Michele contou que foi mãe aos 16 anos, também sem planejamento, mas contou com o apoio e a estrutura familiar para conseguir seguir com os estudos até a graduação. “Mesmo assim foi difícil, então imagine para as meninas que não contam com o apoio da família ou do parceiro”, exemplificou.

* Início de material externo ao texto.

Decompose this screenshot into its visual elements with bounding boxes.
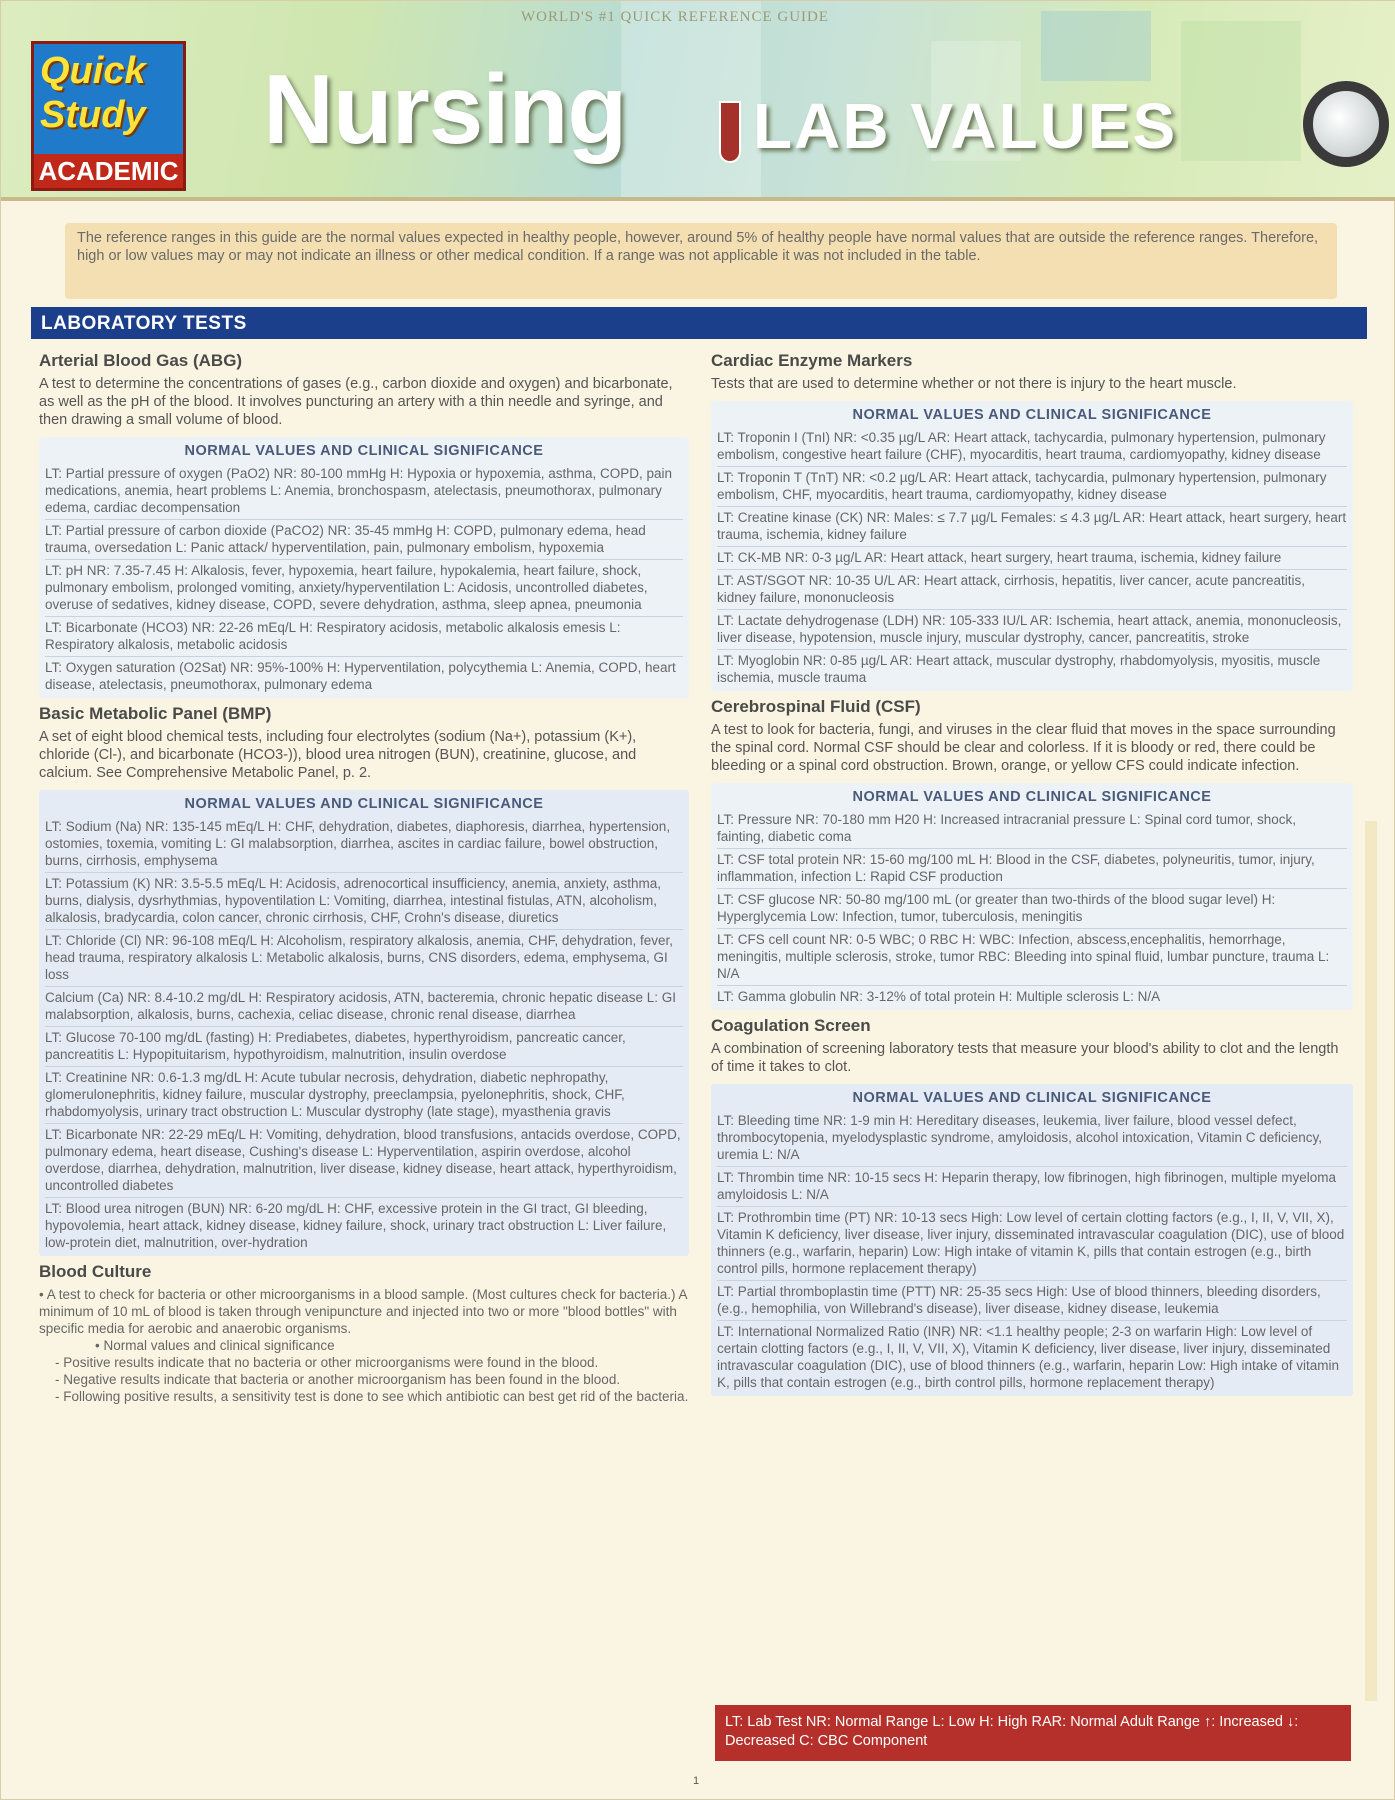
lab-entry: LT: Pressure NR: 70-180 mm H20 H: Increased intracranial pressure L: Spinal cord tumor, shock, fainting, diabetic coma — [717, 809, 1347, 849]
test-tube-icon — [719, 101, 741, 163]
normal-values-box-abg — [39, 437, 689, 698]
section-title-bmp: Basic Metabolic Panel (BMP) — [39, 704, 272, 723]
lab-entry: LT: Partial thromboplastin time (PTT) NR: 25-35 secs High: Use of blood thinners, bleeding disorders, (e.g., hemophilia, von Willebrand's disease), liver disease, kidney disease, leukemia — [717, 1281, 1347, 1321]
lab-entry: LT: CK-MB NR: 0-3 µg/L AR: Heart attack, heart surgery, heart trauma, ischemia, kidney failure — [717, 547, 1347, 570]
lab-entry: LT: Chloride (Cl) NR: 96-108 mEq/L H: Alcoholism, respiratory alkalosis, anemia, CHF, dehydration, fever, head trauma, respiratory alkalosis L: Metabolic alkalosis, burns, CNS disorders, edema, emphysema, GI loss — [45, 930, 683, 987]
lab-entry: LT: Thrombin time NR: 10-15 secs H: Heparin therapy, low fibrinogen, high fibrinogen, multiple myeloma amyloidosis L: N/A — [717, 1167, 1347, 1207]
normal-values-heading: NORMAL VALUES AND CLINICAL SIGNIFICANCE — [852, 407, 1212, 423]
page-title: Nursing — [263, 54, 627, 164]
lab-entry: LT: Prothrombin time (PT) NR: 10-13 secs High: Low level of certain clotting factors (e.g., I, II, V, VII, X), Vitamin K deficiency, liver disease, liver injury, disseminated intravascular coagulation (DIC), use of blood thinners (e.g., warfarin, heparin) Low: High intake of vitamin K, pills that contain estrogen (e.g., birth control pills, hormone replacement therapy) — [717, 1207, 1347, 1281]
intro-note: The reference ranges in this guide are the normal values expected in healthy people, however, around 5% of healthy people have normal values that are outside the reference ranges. Therefore, high or low values may or may not indicate an illness or other medical condition. If a range was not applicable it was not included in the table. — [65, 223, 1337, 299]
header-banner — [1, 1, 1395, 201]
list-item: - Following positive results, a sensitivity test is done to see which antibiotic can best get rid of the bacteria. — [55, 1389, 689, 1404]
lab-entry: LT: CSF total protein NR: 15-60 mg/100 mL H: Blood in the CSF, diabetes, polyneuritis, tumor, injury, inflammation, infection L: Rapid CSF production — [717, 849, 1347, 889]
list-item: - Negative results indicate that bacteria or another microorganism has been found in the blood. — [55, 1372, 621, 1387]
list-item: - Positive results indicate that no bacteria or other microorganisms were found in the blood. — [55, 1355, 599, 1370]
lab-entry: LT: Sodium (Na) NR: 135-145 mEq/L H: CHF, dehydration, diabetes, diaphoresis, diarrhea, hypertension, ostomies, toxemia, vomiting L: GI malabsorption, diarrhea, ascites in cardiac failure, bowel obstruction, burns, cirrhosis, emphysema — [45, 816, 683, 873]
lab-entry: LT: Bicarbonate NR: 22-29 mEq/L H: Vomiting, dehydration, blood transfusions, antacids overdose, COPD, pulmonary edema, heart disease, Cushing's disease L: Hyperventilation, aspirin overdose, alcohol overdose, diarrhea, dehydration, malnutrition, liver disease, kidney disease, heart attack, hyperthyroidism, uncontrolled diabetes — [45, 1124, 683, 1198]
lab-entry: LT: Myoglobin NR: 0-85 µg/L AR: Heart attack, muscular dystrophy, rhabdomyolysis, myositis, muscle ischemia, muscle trauma — [717, 653, 1321, 685]
lab-entry: LT: Creatinine NR: 0.6-1.3 mg/dL H: Acute tubular necrosis, dehydration, diabetic nephropathy, glomerulonephritis, kidney failure, muscular dystrophy, preeclampsia, pyelonephritis, shock, CHF, rhabdomyolysis, urinary tract obstruction L: Muscular dystrophy (late stage), myasthenia gravis — [45, 1067, 683, 1124]
normal-values-heading: NORMAL VALUES AND CLINICAL SIGNIFICANCE — [852, 1090, 1212, 1106]
normal-values-heading: NORMAL VALUES AND CLINICAL SIGNIFICANCE — [184, 443, 544, 459]
lab-entry: LT: CFS cell count NR: 0-5 WBC; 0 RBC H: WBC: Infection, abscess,encephalitis, hemorrhage, meningitis, multiple sclerosis, stroke, tumor RBC: Bleeding into spinal fluid, lumbar puncture, trauma L: N/A — [717, 929, 1347, 986]
normal-values-heading: NORMAL VALUES AND CLINICAL SIGNIFICANCE — [852, 789, 1212, 805]
left-column — [39, 347, 689, 1405]
right-column — [711, 347, 1353, 1402]
section-title-cardiac: Cardiac Enzyme Markers — [711, 351, 913, 370]
section-desc-coagulation: A combination of screening laboratory tests that measure your blood's ability to clot and the length of time it takes to clot. — [711, 1041, 1339, 1075]
lab-entry: LT: Partial pressure of carbon dioxide (PaCO2) NR: 35-45 mmHg H: COPD, pulmonary edema, head trauma, oversedation L: Panic attack/ hyperventilation, pain, pulmonary embolism, hypoxemia — [45, 520, 683, 560]
lab-entry: LT: Bleeding time NR: 1-9 min H: Hereditary diseases, leukemia, liver failure, blood vessel defect, thrombocytopenia, myelodysplastic syndrome, amyloidosis, alcohol intoxication, Vitamin C deficiency, uremia L: N/A — [717, 1110, 1347, 1167]
lab-entry: LT: Troponin T (TnT) NR: <0.2 µg/L AR: Heart attack, tachycardia, pulmonary hypertension, pulmonary embolism, CHF, myocarditis, heart trauma, cardiomyopathy, kidney disease — [717, 467, 1347, 507]
magnifier-icon — [1303, 81, 1389, 167]
lab-entry: LT: Blood urea nitrogen (BUN) NR: 6-20 mg/dL H: CHF, excessive protein in the GI tract, GI bleeding, hypovolemia, heart attack, kidney disease, kidney failure, shock, urinary tract obstruction L: Liver failure, low-protein diet, malnutrition, over-hydration — [45, 1201, 667, 1250]
lab-entry: LT: pH NR: 7.35-7.45 H: Alkalosis, fever, hypoxemia, heart failure, hypokalemia, heart failure, shock, pulmonary embolism, prolonged vomiting, anxiety/hyperventilation L: Acidosis, uncontrolled diabetes, overuse of sedatives, kidney disease, COPD, severe dehydration, asthma, sleep apnea, pneumonia — [45, 560, 683, 617]
section-title-csf: Cerebrospinal Fluid (CSF) — [711, 697, 921, 716]
page-number: 1 — [693, 1775, 700, 1787]
page-subtitle: LAB VALUES — [753, 90, 1178, 162]
normal-values-heading: NORMAL VALUES AND CLINICAL SIGNIFICANCE — [184, 796, 544, 812]
section-desc-abg: A test to determine the concentrations of gases (e.g., carbon dioxide and oxygen) and bicarbonate, as well as the pH of the blood. It involves puncturing an artery with a thin needle and syringe, and then drawing a small volume of blood. — [39, 376, 673, 428]
logo-line-quick: Quick — [40, 50, 146, 92]
normal-values-box-coagulation — [711, 1084, 1353, 1396]
lab-entry: LT: Potassium (K) NR: 3.5-5.5 mEq/L H: Acidosis, adrenocortical insufficiency, anemia, anxiety, asthma, burns, dialysis, dysrhythmias, hypoventilation L: Vomiting, diarrhea, intestinal fistulas, ATN, alcoholism, alkalosis, bradycardia, colon cancer, chronic cirrhosis, CHF, Crohn's disease, diuretics — [45, 873, 683, 930]
lab-entry: LT: CSF glucose NR: 50-80 mg/100 mL (or greater than two-thirds of the blood sugar level) H: Hyperglycemia Low: Infection, tumor, tuberculosis, meningitis — [717, 889, 1347, 929]
lab-entry: LT: Lactate dehydrogenase (LDH) NR: 105-333 IU/L AR: Ischemia, heart attack, anemia, mononucleosis, liver disease, hypotension, muscle injury, muscular dystrophy, cancer, pancreatitis, stroke — [717, 610, 1347, 650]
section-title-abg: Arterial Blood Gas (ABG) — [39, 351, 243, 370]
list-item: • A test to check for bacteria or other microorganisms in a blood sample. (Most cultures check for bacteria.) A minimum of 10 mL of blood is taken through venipuncture and injected into two or more "blood bottles" with specific media for aerobic and anaerobic organisms. — [39, 1287, 687, 1336]
lab-entry: LT: International Normalized Ratio (INR) NR: <1.1 healthy people; 2-3 on warfarin High: Low level of certain clotting factors (e.g., I, II, V, VII, X), Vitamin K deficiency, liver disease, liver injury, disseminated intravascular coagulation (DIC), use of blood thinners (e.g., warfarin, heparin Low: High intake of vitamin K, pills that contain estrogen (e.g., birth control pills, hormone replacement therapy) — [717, 1324, 1340, 1390]
tagline: WORLD'S #1 QUICK REFERENCE GUIDE — [521, 9, 830, 25]
normal-values-box-csf — [711, 783, 1353, 1010]
normal-values-box-cardiac — [711, 401, 1353, 691]
lab-entry: LT: Oxygen saturation (O2Sat) NR: 95%-100% H: Hyperventilation, polycythemia L: Anemia, COPD, heart disease, atelectasis, pneumothorax, pulmonary edema — [45, 660, 676, 692]
section-title-coagulation: Coagulation Screen — [711, 1016, 871, 1035]
section-desc-bmp: A set of eight blood chemical tests, including four electrolytes (sodium (Na+), potassium (K+), chloride (Cl-), and bicarbonate (HCO3-)), blood urea nitrogen (BUN), creatinine, glucose, and calcium. See Comprehensive Metabolic Panel, p. 2. — [39, 729, 637, 781]
lab-entry: LT: Partial pressure of oxygen (PaO2) NR: 80-100 mmHg H: Hypoxia or hypoxemia, asthma, COPD, pain medications, anemia, heart problems L: Anemia, bronchospasm, atelectasis, pneumothorax, pulmonary edema, cardiac decompensation — [45, 463, 683, 520]
lab-entry: LT: AST/SGOT NR: 10-35 U/L AR: Heart attack, cirrhosis, hepatitis, liver cancer, acute pancreatitis, kidney failure, mononucleosis — [717, 570, 1347, 610]
lab-entry: Calcium (Ca) NR: 8.4-10.2 mg/dL H: Respiratory acidosis, ATN, bacteremia, chronic hepatic disease L: GI malabsorption, alkalosis, burns, cachexia, celiac disease, chronic renal disease, diarrhea — [45, 987, 683, 1027]
normal-values-box-bmp — [39, 790, 689, 1256]
header-decoration — [1041, 11, 1151, 81]
quickstudy-logo — [31, 41, 186, 191]
section-title-blood-culture: Blood Culture — [39, 1262, 152, 1281]
lab-entry: LT: Glucose 70-100 mg/dL (fasting) H: Prediabetes, diabetes, hyperthyroidism, pancreatic cancer, pancreatitis L: Hypopituitarism, hypothyroidism, malnutrition, insulin overdose — [45, 1027, 683, 1067]
lab-entry: LT: Troponin I (TnI) NR: <0.35 µg/L AR: Heart attack, tachycardia, pulmonary hypertension, pulmonary embolism, congestive heart failure (CHF), myocarditis, heart trauma, cardiomyopathy, kidney disease — [717, 427, 1347, 467]
section-header-laboratory-tests: LABORATORY TESTS — [31, 307, 1367, 339]
lab-entry: LT: Creatine kinase (CK) NR: Males: ≤ 7.7 µg/L Females: ≤ 4.3 µg/L AR: Heart attack, heart surgery, heart trauma, ischemia, kidney failure — [717, 507, 1347, 547]
logo-line-study: Study — [40, 94, 146, 136]
section-desc-cardiac: Tests that are used to determine whether or not there is injury to the heart muscle. — [711, 376, 1237, 392]
header-decoration — [1181, 21, 1301, 161]
side-strip — [1365, 821, 1377, 1701]
logo-line-academic: ACADEMIC — [34, 154, 183, 188]
lab-entry: LT: Bicarbonate (HCO3) NR: 22-26 mEq/L H: Respiratory acidosis, metabolic alkalosis emesis L: Respiratory alkalosis, metabolic acidosis — [45, 617, 683, 657]
lab-entry: LT: Gamma globulin NR: 3-12% of total protein H: Multiple sclerosis L: N/A — [717, 989, 1161, 1004]
section-desc-csf: A test to look for bacteria, fungi, and viruses in the clear fluid that moves in the space surrounding the spinal cord. Normal CSF should be clear and colorless. If it is bloody or red, there could be bleeding or a spinal cord obstruction. Brown, orange, or yellow CFS could indicate infection. — [711, 722, 1336, 774]
blood-culture-list — [39, 1286, 689, 1405]
abbreviation-legend: LT: Lab Test NR: Normal Range L: Low H: High RAR: Normal Adult Range ↑: Increased ↓: Decreased C: CBC Component — [715, 1705, 1351, 1761]
list-item: • Normal values and clinical significance — [95, 1338, 335, 1353]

A presidente da Cufa ressaltou que muito se fala sobre o papel das mulheres com relação ao tema, sem levar em consideração o papel de responsabilidade dos meninos e homens que fazem parte da relação. “Eles também precisam dessa educação conscientizadora, pois os homens fazem parte desse processo e também devem fazer parte da solução para amenizar esse número tão alto de gestações não planejadas.”

Como exemplo da importância da conscientização masculina dentro do planejamento de uma gravidez, está o servidor público Diego Andrade, 39. Ontem, ele participou de uma consulta pré-natal com a esposa, Camila, 39, do Centro de Atenção Integral à Saúde da Mulher (Caism), e contou que a presença do pai é essencial para que a mãe tenha mais segurança e apoio durante e após o nascimento do filho. “Quando o bebê vier, minha esposa não vai ficar sobrecarregada, pois esse é o meu papel de estar junto em todos os momentos.”

O orientador da pesquisa, o médico Luis Bahamondes destacou que é preciso que o país invista mais em medidas preventivas para diminuir os altos índices registrados no estudo, defendendo “uma política de fornecimento de contraceptivos de longa duração, principalmente o dispositivo intrauterino (DIU), para que todas as mulheres consigam planejar seu futuro a longo prazo”. Reforçando essa opinião, o pesquisador Gallardo-Alvarado explicou que o planejamento familiar é um direito universal, reconhecido como um direito humano pela Organização das Nações Unidas (ONU). “As mulheres, em especial, têm o direito de acessar as informações sobre o planejamento de uma gravidez, pois esse é um processo que altera totalmente a vida delas.” No Brasil, de acordo com a Casa Civil, esse direito é garantido pela Constituição Federal, que estabelece que o planejamento familiar é o direito de todo cidadão, com igualdade de direitos para a constituição, limitação ou aumento da prole pela mulher, pelo homem ou pelo casal.

A auxiliar de produção Marinalva da Silva, 39, é mãe de duas filhas. Ela agendou a internação para o nascimento da terceira na próxima sextafeira e revelou: depois que a bebê nascer, vai fazer cirurgia de laqueada. Ela contou que, mesmo com o apoio do marido, a responsabilidade da mãe é sempre maior do que a do pai, que trabalha para manter as contas domésticas. “Às vezes pensamos na vida de uma maneira, mas a demanda das crianças muda tudo”, pontuou. Ela destacou que o ideal é de fato conseguir planejar uma gravidez, tanto por conta da estrutura de apoio e financeira de uma família quanto da própria responsabilidade que é criar uma criança. “Não é fácil ter filho, são muitas questões de responsabilidade e tempo para uma cabeça só.”

PLANEJAMENTO

A especialista em produtos médicos, Carolina Ferrari, 35, planejou a gestação. Para ela, a possibilidade do planejamento passa pelo acesso aos estudos, que qualifica as informações que a pessoa possui e faz com que ela se sinta segura com as decisões. Carolina entende que a possibilidade de se organizar para ter um filho é proporcional ao nível educacional e à rede de apoio disponível. Carolina afirmou que a gravidez não pode ser para a família ou para o parceiro, “ela tem que ser uma escolha da mulher”. 

A PESQUISA

Cerca de 80% das participantes responderam às perguntas remotamente, as demais foram selecionadas no ambulatório de planejamento reprodutivo do Centro de Pesquisas em Saúde Reprodutiva de Campinas (Cemicamp), na Universidade, e entrevistadas presencialmente. O trabalho contou com apoio da Organização Mundial da Saúde (OMS), da Fundação de Amparo à Pesquisa do Estado de São Paulo (Fapesp), da Coordenação de Aperfeiçoamento de Pessoal de Nível Superior (Capes) e do Conselho Nacional de Desenvolvimento Científico e Tecnológico (CNPq).